Rigatoni with Chickpea, Broccoli and Parmesan
Ingredients:
250 grams rigatoni pasta
200 grams chickpeas
200 grams broccoli
100 grams cherry tomatoes
10 grams basil
2 tbsp parmesan cheese
1 cloves garlic
1 tbsp almonds
1 brown onion
1 lemon
extra virgin olive oil*
salt & pepper*
*pantry item
Prep:
– pop a pan of salted water on to boil
– peel and finely chop onions
– wash and chop tomatoes
– drain and rinse chickpeas
– peel and crush garlic
– wash basil, pick leaves and chop
– coarsely chop or crush almonds
Method:
1. Cut small florets from broccoli. Coarsely grate stem.
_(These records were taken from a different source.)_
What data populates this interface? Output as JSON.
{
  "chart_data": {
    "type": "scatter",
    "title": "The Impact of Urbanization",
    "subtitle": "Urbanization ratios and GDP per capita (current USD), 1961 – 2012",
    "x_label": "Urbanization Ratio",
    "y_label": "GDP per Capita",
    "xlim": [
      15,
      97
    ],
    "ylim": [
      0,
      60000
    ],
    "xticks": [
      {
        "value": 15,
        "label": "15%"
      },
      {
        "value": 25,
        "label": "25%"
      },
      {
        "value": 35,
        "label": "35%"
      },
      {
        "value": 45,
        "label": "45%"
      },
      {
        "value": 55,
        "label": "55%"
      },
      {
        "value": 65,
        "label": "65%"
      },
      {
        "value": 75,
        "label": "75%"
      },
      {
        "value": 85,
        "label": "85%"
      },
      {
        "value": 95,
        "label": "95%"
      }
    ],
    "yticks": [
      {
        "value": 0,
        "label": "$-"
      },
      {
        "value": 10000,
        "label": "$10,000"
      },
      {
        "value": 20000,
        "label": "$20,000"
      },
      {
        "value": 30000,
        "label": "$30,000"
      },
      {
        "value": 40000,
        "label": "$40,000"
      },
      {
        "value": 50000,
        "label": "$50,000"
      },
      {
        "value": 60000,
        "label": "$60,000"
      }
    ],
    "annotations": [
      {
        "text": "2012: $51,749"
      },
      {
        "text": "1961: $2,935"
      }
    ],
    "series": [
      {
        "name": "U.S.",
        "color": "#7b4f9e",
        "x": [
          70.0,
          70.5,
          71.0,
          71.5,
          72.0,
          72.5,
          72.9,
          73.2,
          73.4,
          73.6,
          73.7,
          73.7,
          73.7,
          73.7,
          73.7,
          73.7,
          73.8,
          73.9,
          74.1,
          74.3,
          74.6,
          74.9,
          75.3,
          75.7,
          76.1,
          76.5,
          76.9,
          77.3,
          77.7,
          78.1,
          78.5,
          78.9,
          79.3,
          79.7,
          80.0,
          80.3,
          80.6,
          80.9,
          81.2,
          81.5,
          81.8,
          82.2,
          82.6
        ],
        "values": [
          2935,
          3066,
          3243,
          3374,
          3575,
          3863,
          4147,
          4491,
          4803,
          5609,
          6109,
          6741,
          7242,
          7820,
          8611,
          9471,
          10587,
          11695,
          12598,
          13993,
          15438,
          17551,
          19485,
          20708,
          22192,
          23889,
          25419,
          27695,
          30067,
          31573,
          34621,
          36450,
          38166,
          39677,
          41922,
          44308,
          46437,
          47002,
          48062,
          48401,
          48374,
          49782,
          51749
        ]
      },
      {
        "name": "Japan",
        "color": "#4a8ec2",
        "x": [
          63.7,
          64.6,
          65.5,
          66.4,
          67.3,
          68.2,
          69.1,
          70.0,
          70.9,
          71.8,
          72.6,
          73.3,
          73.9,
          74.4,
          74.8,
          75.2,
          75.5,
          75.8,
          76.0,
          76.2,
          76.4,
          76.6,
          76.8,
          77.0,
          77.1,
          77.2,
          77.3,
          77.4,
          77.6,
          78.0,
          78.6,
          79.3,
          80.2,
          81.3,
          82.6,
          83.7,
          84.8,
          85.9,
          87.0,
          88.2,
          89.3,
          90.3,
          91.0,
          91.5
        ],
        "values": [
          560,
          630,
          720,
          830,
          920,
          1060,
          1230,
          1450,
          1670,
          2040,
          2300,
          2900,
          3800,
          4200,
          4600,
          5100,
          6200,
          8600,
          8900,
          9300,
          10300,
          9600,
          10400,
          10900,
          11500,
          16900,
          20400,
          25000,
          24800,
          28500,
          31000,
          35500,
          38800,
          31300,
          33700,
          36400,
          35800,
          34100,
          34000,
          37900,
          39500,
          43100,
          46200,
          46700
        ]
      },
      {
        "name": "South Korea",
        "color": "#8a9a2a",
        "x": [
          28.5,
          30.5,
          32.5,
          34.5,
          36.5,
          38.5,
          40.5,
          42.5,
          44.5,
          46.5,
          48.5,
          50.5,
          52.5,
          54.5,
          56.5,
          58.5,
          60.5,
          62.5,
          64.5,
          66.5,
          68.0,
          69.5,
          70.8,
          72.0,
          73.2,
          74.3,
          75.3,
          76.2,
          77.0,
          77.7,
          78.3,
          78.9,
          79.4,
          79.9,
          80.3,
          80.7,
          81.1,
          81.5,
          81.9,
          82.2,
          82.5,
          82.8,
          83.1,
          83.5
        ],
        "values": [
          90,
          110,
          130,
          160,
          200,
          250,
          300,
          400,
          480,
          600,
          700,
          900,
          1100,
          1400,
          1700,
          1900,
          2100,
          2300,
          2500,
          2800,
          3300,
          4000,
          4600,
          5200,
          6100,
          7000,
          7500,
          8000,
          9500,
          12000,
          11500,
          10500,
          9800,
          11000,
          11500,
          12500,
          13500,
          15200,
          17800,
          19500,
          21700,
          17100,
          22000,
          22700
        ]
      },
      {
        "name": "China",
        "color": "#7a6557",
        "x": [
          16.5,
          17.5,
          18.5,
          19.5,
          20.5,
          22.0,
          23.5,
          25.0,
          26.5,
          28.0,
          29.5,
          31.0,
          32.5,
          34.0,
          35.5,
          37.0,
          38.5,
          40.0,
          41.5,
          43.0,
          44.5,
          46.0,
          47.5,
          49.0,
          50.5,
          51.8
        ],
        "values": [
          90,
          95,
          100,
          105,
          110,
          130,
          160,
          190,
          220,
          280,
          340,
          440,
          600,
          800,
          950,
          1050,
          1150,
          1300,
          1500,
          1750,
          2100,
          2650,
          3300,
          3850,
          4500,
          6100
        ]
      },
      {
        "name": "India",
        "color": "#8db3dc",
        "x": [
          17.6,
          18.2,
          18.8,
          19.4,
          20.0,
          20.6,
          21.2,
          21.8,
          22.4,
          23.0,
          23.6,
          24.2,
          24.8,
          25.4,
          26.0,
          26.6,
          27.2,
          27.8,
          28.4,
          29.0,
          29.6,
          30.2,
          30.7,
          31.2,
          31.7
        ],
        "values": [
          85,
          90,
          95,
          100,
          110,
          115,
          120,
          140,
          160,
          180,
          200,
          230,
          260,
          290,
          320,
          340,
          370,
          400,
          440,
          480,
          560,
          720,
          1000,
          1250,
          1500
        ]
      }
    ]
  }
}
2. Boil pasta according to packet directions. Add broccoli in last minute of cooking. Drain and reserve a little cooking water. Cover pasta to keep warm.
3. Heat oil in an extra large, deep frying pan over a medium heat. Add onion and broccoli stem. Stir occasionally until soft.
4. Add tomatoes, chickpeas and garlic. Stir occasionally for about 2 to 3 minutes, or until tomatoes are tender. Remove from heat.
5. Finely grate rind from lemon and squeeze juice into the pasta.
6. Stir pasta and a little of the reserved cooking water into chickpea mixture.
7. Serve pasta topped with almonds, parmesan, basil and lemon rind.